Decided September 12, 1956.
“4. Affidavit — Issuable Facts may not be determined on ex parte affidavits.
“Court may not determine issuable facts on ex parte affidavits.”

It is stated in the opinion of the court in the Vonherberg case, supra, as follows:

“If the transfer was wrong when made, it cannot be made right and the action defeated by committing a like wrong to right the prior wrong .after the action is commenced. The action may not be defeated by .subsequent transfers of funds to pay prior transfers, and by repetition evade review. The city council is a continuing body, and its act is capable of repetition, and from the complaint it is threatening to continue, and the defendant’s conduct confirms the complaint, and manifestly by such conduct the city may not defeat in this way the plaintiff’s action ‘without a- chance of review.’ See So. Pac. Terminal Co. v. Interstate Commerce Commission, 219 U. S., 498, 31 S. Ct., 279, 55 L. Ed., 310; McGrain v. Daugherty, 273 U. S., 135, 47 S. Ct., 319, 71 L. Ed. — , filed January 17, 1927; also, Boise City Irrg. Land Co. v. Clark (C. C. A.) 131 F. 415.”

The motion to dismiss the appeal is overruled.
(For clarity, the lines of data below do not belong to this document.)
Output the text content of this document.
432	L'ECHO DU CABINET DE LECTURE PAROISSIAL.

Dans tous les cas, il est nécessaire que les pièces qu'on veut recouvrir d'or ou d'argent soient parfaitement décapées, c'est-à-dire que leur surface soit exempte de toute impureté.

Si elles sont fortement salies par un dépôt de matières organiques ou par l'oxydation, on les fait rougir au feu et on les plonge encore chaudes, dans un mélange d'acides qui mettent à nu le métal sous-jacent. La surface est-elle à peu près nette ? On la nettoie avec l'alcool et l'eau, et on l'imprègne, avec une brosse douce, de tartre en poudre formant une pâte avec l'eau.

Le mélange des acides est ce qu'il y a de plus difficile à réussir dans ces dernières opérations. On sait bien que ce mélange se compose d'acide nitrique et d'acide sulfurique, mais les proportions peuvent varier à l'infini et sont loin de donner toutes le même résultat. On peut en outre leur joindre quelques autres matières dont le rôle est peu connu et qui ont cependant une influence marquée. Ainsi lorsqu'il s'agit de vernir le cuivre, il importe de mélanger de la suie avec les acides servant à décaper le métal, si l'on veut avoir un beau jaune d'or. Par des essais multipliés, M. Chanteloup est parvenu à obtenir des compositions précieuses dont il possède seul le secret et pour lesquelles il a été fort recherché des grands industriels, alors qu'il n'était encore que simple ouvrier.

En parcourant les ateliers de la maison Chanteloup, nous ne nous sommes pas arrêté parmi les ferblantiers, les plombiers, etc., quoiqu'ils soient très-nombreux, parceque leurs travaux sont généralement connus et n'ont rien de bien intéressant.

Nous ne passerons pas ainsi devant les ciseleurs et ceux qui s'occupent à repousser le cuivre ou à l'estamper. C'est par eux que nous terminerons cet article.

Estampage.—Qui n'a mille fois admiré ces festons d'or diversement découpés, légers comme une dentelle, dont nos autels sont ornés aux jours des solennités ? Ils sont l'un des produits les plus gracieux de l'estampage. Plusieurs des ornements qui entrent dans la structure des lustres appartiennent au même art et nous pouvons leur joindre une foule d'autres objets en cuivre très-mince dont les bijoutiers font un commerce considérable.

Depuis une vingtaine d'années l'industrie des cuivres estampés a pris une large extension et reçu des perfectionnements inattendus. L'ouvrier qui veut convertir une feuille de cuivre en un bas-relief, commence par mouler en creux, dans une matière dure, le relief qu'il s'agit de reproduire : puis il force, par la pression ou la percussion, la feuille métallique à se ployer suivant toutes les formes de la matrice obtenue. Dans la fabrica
MILLER, PJ, HORNBECK, J, concur.

No. 5426.

OPINION

By THE COURT.

This is an application to reconsider the opinion of this Court rendered on March 21, 1956, overruling the defendant-appellee’s motion to *138dismiss the appeal for the reason that the issues involved had become moot. There has been no entry filed journalizing this decision.

The record reveals that the action was one seeking to enjoin the appellee, who is the Clerk of the City of Columbus, from proceeding further in the annexation of certain territory to said city under the provisions of §709.07 R. C.; that an injunction was denied in the trial court; that an appeal was prosecuted and that during said appeal annexation of the territory to the City of Columbus was completed, there having been no temporary restraining order issued against the Clerk. It was therefore urged that the question had become moot. Under a similar state of facts this Court held in the cases of Lamneck v. Cain, No. 5334, 73 Abs 20, Markos v. Cain, No. 5349, and Jones v. Cain, No. 5361, that the question had become moot and similar motions were sustained. Motions to certify the records in these cases were overruled by our Supreme Court on February 8, 1956.

We therefore adhere to the pronouncements made in these eases and upon reconsideration sustain the motion for a dismissal of the appeal.

MILLER, PJ, HORNBECK, J, concur. WISEMAN, J, not participating.